The Stooges

1970: The Complete Funhouse Sessions

 

 

Listening to the complete studio sessions of nearly any band seems like a waste of time. Who wants to sit through countless hours of retakes, false starts, flubbed intros, and studio dialogue? The only thing worse than being with a band watching them record would be to listen to the raw results.

Okay, maybe listening to outtakes of the Beatles during their Abbey Road or Sgt. Pepper sessions would be interesting; or Brian Wilson's Pet Sounds demos; perhaps even the Who's aborted Lifehouse project -- but the Stooges Funhouse?

You bet.

When I first heard about this rare gem I checked it out on the Rhino Handmade Records website. My eyes bulged, my heart rate doubled, I found myself only able to take quick, shallow breaths. Seven CDs. Detailed notes. A foldout poster. A limited run of 3,000 copies.

But the price:  $120.00.

Plus shipping and handling.

The pupils in my eyes shrunk to pinpoints, my heart stopped cold, I couldn't catch my breath.

$120.00!!!!!!!!!!!

But: Seven  (7!!!!!!) CDs. (Over eight hours of music!!!!) Detailed notes. (By  Ben Edmonds!!!??!!??! ) A foldout poster. (From the original album art!!!!!!!!!!!!!!) A limited run of 3,000 copies. (Instant collector item!!!!!!!!!!)

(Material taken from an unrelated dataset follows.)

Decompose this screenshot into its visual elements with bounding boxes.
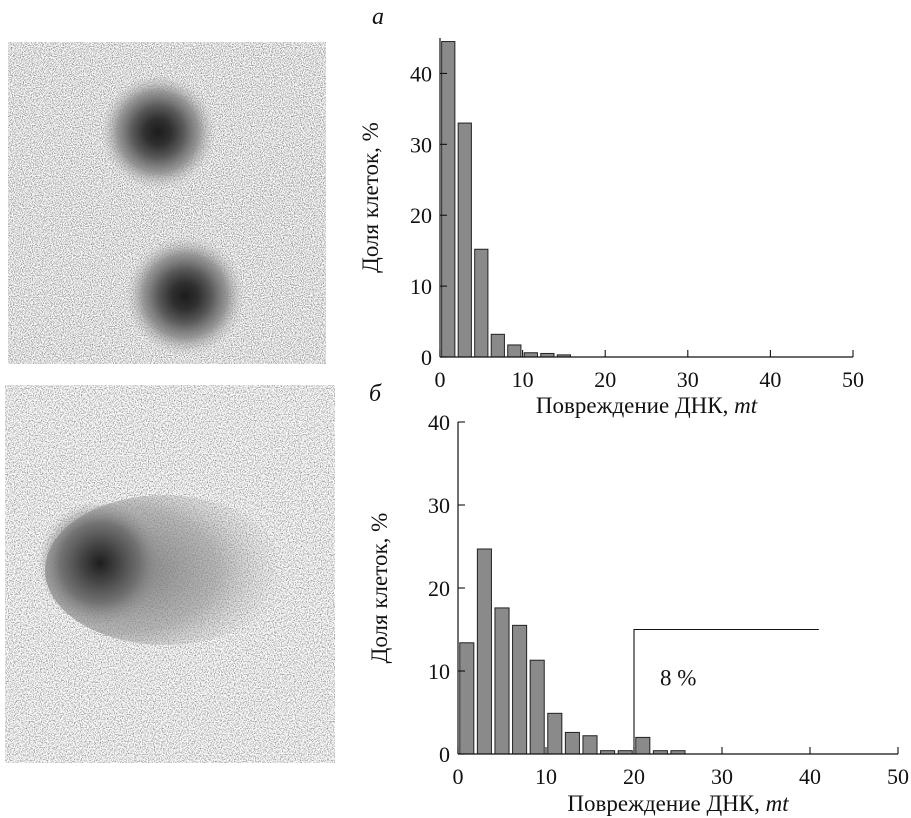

"Put it on the credit card," said my oh-so-wise, beautiful, intelligent, charming, gorgeous, understanding, and much loved wife.

"But its $120.00!!!!!!!" I exclaimed. (While thinking: Seven CDs, detailed notes... )

"If you want it, put it on the credit card," she stressed.

Have I mentioned how beautiful, intelligent, and (most of all) understanding my wife is?

So it arrived in the mail (Rather quickly, too; Rhino ain't no slouchers when it comes to shipping to their customers...) and I opened it up.

Six CDs of the studio session from when they recorded their second album, Funhouse, and one CD of the two song single released by the record company. All digitally mastered. The studio tracks are in order as the band recorded them, so you get to hear how the songs progressed as the band tried out differing arrangements and  Iggy let loose with newer lyrics; improving some songs, not so-improving others.

On the first disc the band was still trying out songs for the benefit of the studio engineers -- you can hear the faders being adjusted on the fly in spots, the equalization being sharpened as they go. They had set up the band in a large room as if they were on stage. Marshall amps up to the max. Drums close miked. Steve Mackay on sax, in a corner. Iggy was given a handheld microphone so he could prowl around the room and emote himself at will and abandon. Recorded as if they were at a club. The only audience the studio engineer and their producer. And they smoked. On song after song, take after take. A riot caught on tape. What enraged animals would do to any foolish enough to enter their cage.

Some of the best takes are, surprisingly, not the ones picked by the record company to be released on the Funhouse album back in 1970. Blistering versions of "Down On the Street," "1970," and the title track. The record company chose the last version recorded by the band, thinking, perhaps, that last meant best. (Except for "T.V. Eye" -- that one, they picked the next to last...) In this set you get everydamnthing put on tape during those few days in May of 1970 -- in order as they done it. Over one-hundred tracks. Thirty different blistering versions of  "Loose." Fifteen of "T.V. Eye." Twelve takes of the acid-blues of "Dirt." A near eighteen-minute noise and feedback screamfest called "Freak" -- the precursor to the album's later titled "L.A. Blues." Five versions of the forgotten song "Lost In the Future." Bits of a sliding blues. The snippets of remaining between song dialogue by the band, engineer and producer.

Originally recorded on one-inch wide eight-track cloth tape (And the fact that occasionally only five or six of these tracks were utilized strikes me as incredulous and magical when nowadays everyone uses forty or more tracks per song...) and now digitally mastered, this archive sounds phenomenal. Thick, to-the-bone-thumping bass; crisp, loudloudloud guitar; true squealing sax, Iggy's vocals are right up front: you can hear every snarl and whisper as if he's there in the room with you; the drums are real, tight, and dangerous.

Thank you Rhino Handmade for letting it happen.

Now, think you can get a hold of the Raw Power sessions and do the same thing?